Dennoch hat die Auseinandersetzung Enercons mit den Betriebsratsgründern die Wellen inzwischen so hoch schlagen lassen, dass eine Protestliste bereits 17.000 Unterschriften erzielt hat und noch in dieser Woche neue Berichte darüber unter anderem in der Tageszeitung Taz erschienen sind.
Komplexe Firmenstrukturen, gestörte Kommunikation
Der Vorwurf an Enercon lautet, mit einer Aufgliederung des Unternehmens in viele kleine als GmbH organisierte Betriebe die Arbeitnehmerorganisationen schwierig zu machen. Die Zahl der Mitarbeiter gibt die Konzernführung des vielleicht schon zweit- oder noch drittgrößten Windturbinenherstellers der Welt auch im Gespräch mit ERNEUERBARE ENERGIEN mit 17.000 an – knapp mehr als der Weltmarktführer Vestas aus Dänemark nach mehreren Entlassungsrunden in seinen zurückliegenden drei Krisenjahren noch für sich beansprucht. Doch das Auricher Unternehmen strukturiere sich in eine undurchsichtige Struktur an Kleinbetrieben, die zum Teil ihren Sitz in den Niederlanden hätten, berichtet etwa die Süddeutsche Zeitung. All das erschwere die Bildung von Betriebsräten – Ansprechpartner für die Arbeitnehmer sind da hin und wieder schwer zu adressieren. „Es ist total schwierig, man hat uns da bislang noch keinen Einblick gegeben“, sagte schon Anfang dieses Jahres der Pressesprecher der IG Metall auf Anfrage von ERNEUERBARE ENERGIEN.
Im September hatten dann 61 Betriebsräte eine Resolution in Form eines offenen Briefes an die Geschäftsführung in Aurich verfasst. Die Berichte wie in der Süddeutschen Zeitung berichten von Schikanen, die der Arbeitgeber an denjenigen Arbeitnehmern ausübte, die gegen den Willen der Auricher mit der Gewerkschaft zusammenarbeiteten.
Und in einem Forum Enercon-Geschädigter geben bei Xing offenbar schon seit 2011, aber vermehrt 2013 und 2014 Mitarbeiter aus verschiedenen Unternehmensbereichen und ehemalige Mitarbeiter weitgehend gleichlautende Antworten: Die Führung übe Druck auf die Mitarbeiter aus sowie starke Kontrolle und sie kommuniziere schlecht. Die Bezahlung sei vor allem bei Einstiegsgehältern schlecht.

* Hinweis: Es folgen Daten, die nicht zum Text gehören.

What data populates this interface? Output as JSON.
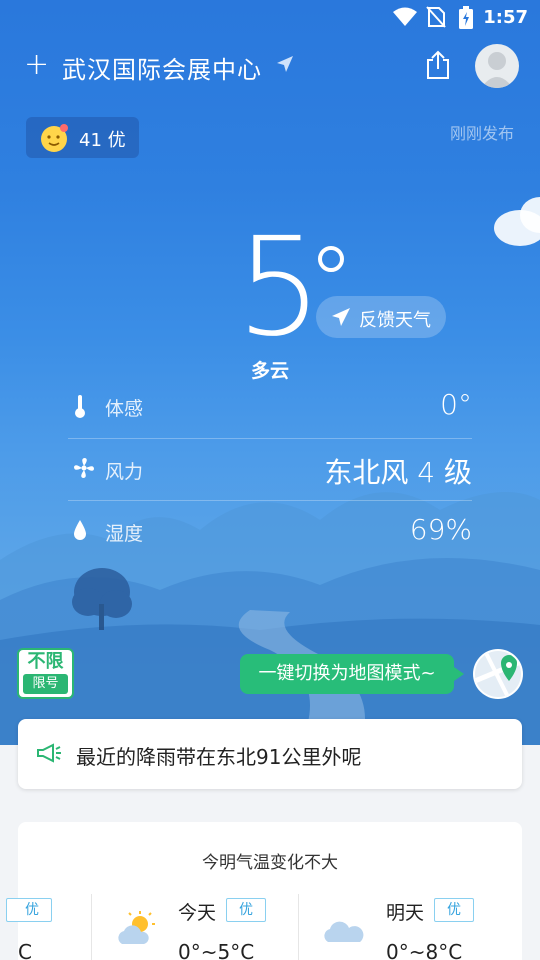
{
  "status_bar": {
    "time": "1:57"
  },
  "header": {
    "location": "武汉国际会展中心"
  },
  "aqi": {
    "value": "41",
    "level": "优"
  },
  "published": "刚刚发布",
  "current": {
    "temperature": "5",
    "condition": "多云",
    "feedback_label": "反馈天气"
  },
  "details": [
    {
      "label": "体感",
      "value": "0°",
      "icon": "thermometer-icon"
    },
    {
      "label": "风力",
      "value": "东北风 4 级",
      "icon": "fan-icon"
    },
    {
      "label": "湿度",
      "value": "69%",
      "icon": "drop-icon"
    }
  ],
  "traffic_limit": {
    "top": "不限",
    "bottom": "限号"
  },
  "map_switch": {
    "label": "一键切换为地图模式~"
  },
  "rain_notice": {
    "text": "最近的降雨带在东北91公里外呢",
    "icon": "megaphone-icon"
  },
  "forecast": {
    "title": "今明气温变化不大",
    "partial": {
      "badge": "优",
      "temp": "C"
    },
    "days": [
      {
        "day": "今天",
        "badge": "优",
        "range": "0°~5°C",
        "icon": "partly-cloudy-icon"
      },
      {
        "day": "明天",
        "badge": "优",
        "range": "0°~8°C",
        "icon": "cloudy-icon"
      }
    ]
  },
  "colors": {
    "accent_green": "#28bd79",
    "sky_top": "#2a78dc",
    "badge_blue": "#35a3de"
  }
}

Selbstbestimmtes Arbeiten für ein begeisterndes Produkt
Zugleich dringen auch positive Signale selbst bei diesen Radikalkritikern durch: Die Behandlung älterer Mitarbeiter sei gut. Wer Lust am Arbeiten habe, könne viele interessante Aufgaben finden – und vor allem seine Arbeit bei längerer Zugehörigkeit weitgehend selbst gestalten. Es herrscht hier offenbar Freiheit, sich für das Produkt Windenergieanlagen jenseits konventioneller Grenzen einzusetzen, trotz aller Kontrolle. Die Technik der getriebelosen Windenergieanlagen empfinden die meisten als begeisternd.

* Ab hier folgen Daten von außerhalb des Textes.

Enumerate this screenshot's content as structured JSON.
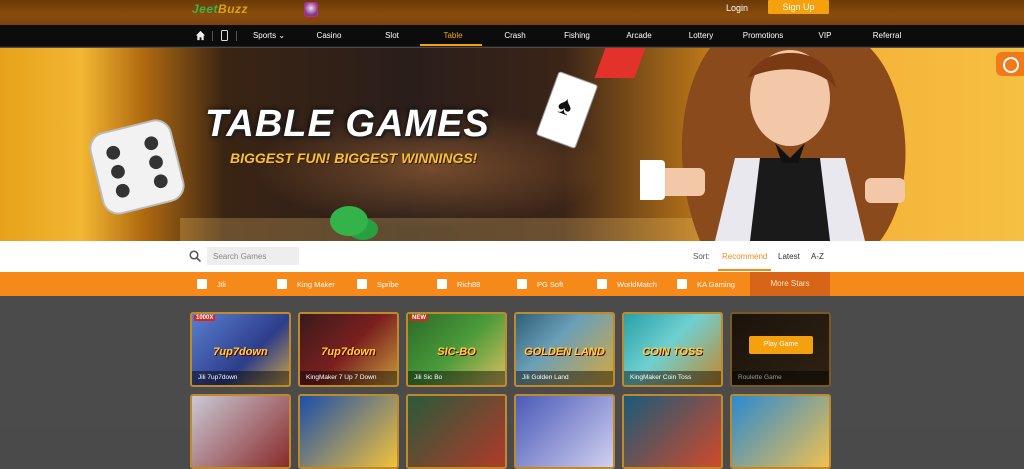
{
  "header": {
    "logo_prefix": "Jeet",
    "logo_suffix": "Buzz",
    "login_label": "Login",
    "signup_label": "Sign Up"
  },
  "nav": {
    "items": [
      {
        "label": "Sports ⌄"
      },
      {
        "label": "Casino"
      },
      {
        "label": "Slot"
      },
      {
        "label": "Table"
      },
      {
        "label": "Crash"
      },
      {
        "label": "Fishing"
      },
      {
        "label": "Arcade"
      },
      {
        "label": "Lottery"
      },
      {
        "label": "Promotions"
      },
      {
        "label": "VIP"
      },
      {
        "label": "Referral"
      }
    ],
    "active": "Table"
  },
  "banner": {
    "title": "TABLE GAMES",
    "subtitle": "BIGGEST FUN! BIGGEST WINNINGS!"
  },
  "search": {
    "placeholder": "Search Games"
  },
  "sort": {
    "label": "Sort:",
    "options": [
      "Recommend",
      "Latest",
      "A-Z"
    ],
    "active": "Recommend"
  },
  "filters": {
    "providers": [
      "Jili",
      "King Maker",
      "Spribe",
      "Rich88",
      "PG Soft",
      "WorldMatch",
      "KA Gaming"
    ],
    "more_label": "More Stars"
  },
  "games": [
    {
      "caption": "Jili 7up7down",
      "tag": "1000X",
      "art_title": "7up7down"
    },
    {
      "caption": "KingMaker 7 Up 7 Down",
      "tag": "",
      "art_title": "7up7down"
    },
    {
      "caption": "Jili Sic Bo",
      "tag": "NEW",
      "art_title": "SIC-BO"
    },
    {
      "caption": "Jili Golden Land",
      "tag": "",
      "art_title": "GOLDEN LAND"
    },
    {
      "caption": "KingMaker Coin Toss",
      "tag": "",
      "art_title": "COIN TOSS"
    },
    {
      "caption": "Roulette Game",
      "tag": "",
      "art_title": ""
    }
  ],
  "hover_play_label": "Play Game",
  "colors": {
    "accent": "#f5a10d",
    "filter_bar": "#f5891a",
    "nav_bg": "#0c0c0c",
    "header_bg": "#7a420a"
  }
}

Die Führung Enercons selbst legt Wert darauf, mit neuen Bürostrukturen zumindest die Arbeit der Entwickler als besonders frei und kreativ zuzulassen: Keine Großraumbüros, maximal Vier-Personen-Büros: Bereiche „für intensive Kommunikation“, nennt das die Geschäftsführerin Nicole Fritsch-Nehring.
Enercon ist derweil Hauptsponsor der Messe Zukunftsenergien Nordwest in Oldenburg - und dort als Unternehmen geschätzt, das auch regelmäßig sehr viele Ausbildungsplätze anbietet . Die vom Windforschungszentrum Forwind der Universitäten Oldenburg, Hannover und Bremen veranstaltete Job- und Berufeschau findet auch im kommenden März wieder mit rund 80 Ausstellern in Bremen statt. Die Arbeitnehmer-Kritik an der Windbranche könnte auch dort ein spannendes Gesprächs- oder gar Forenthema sein.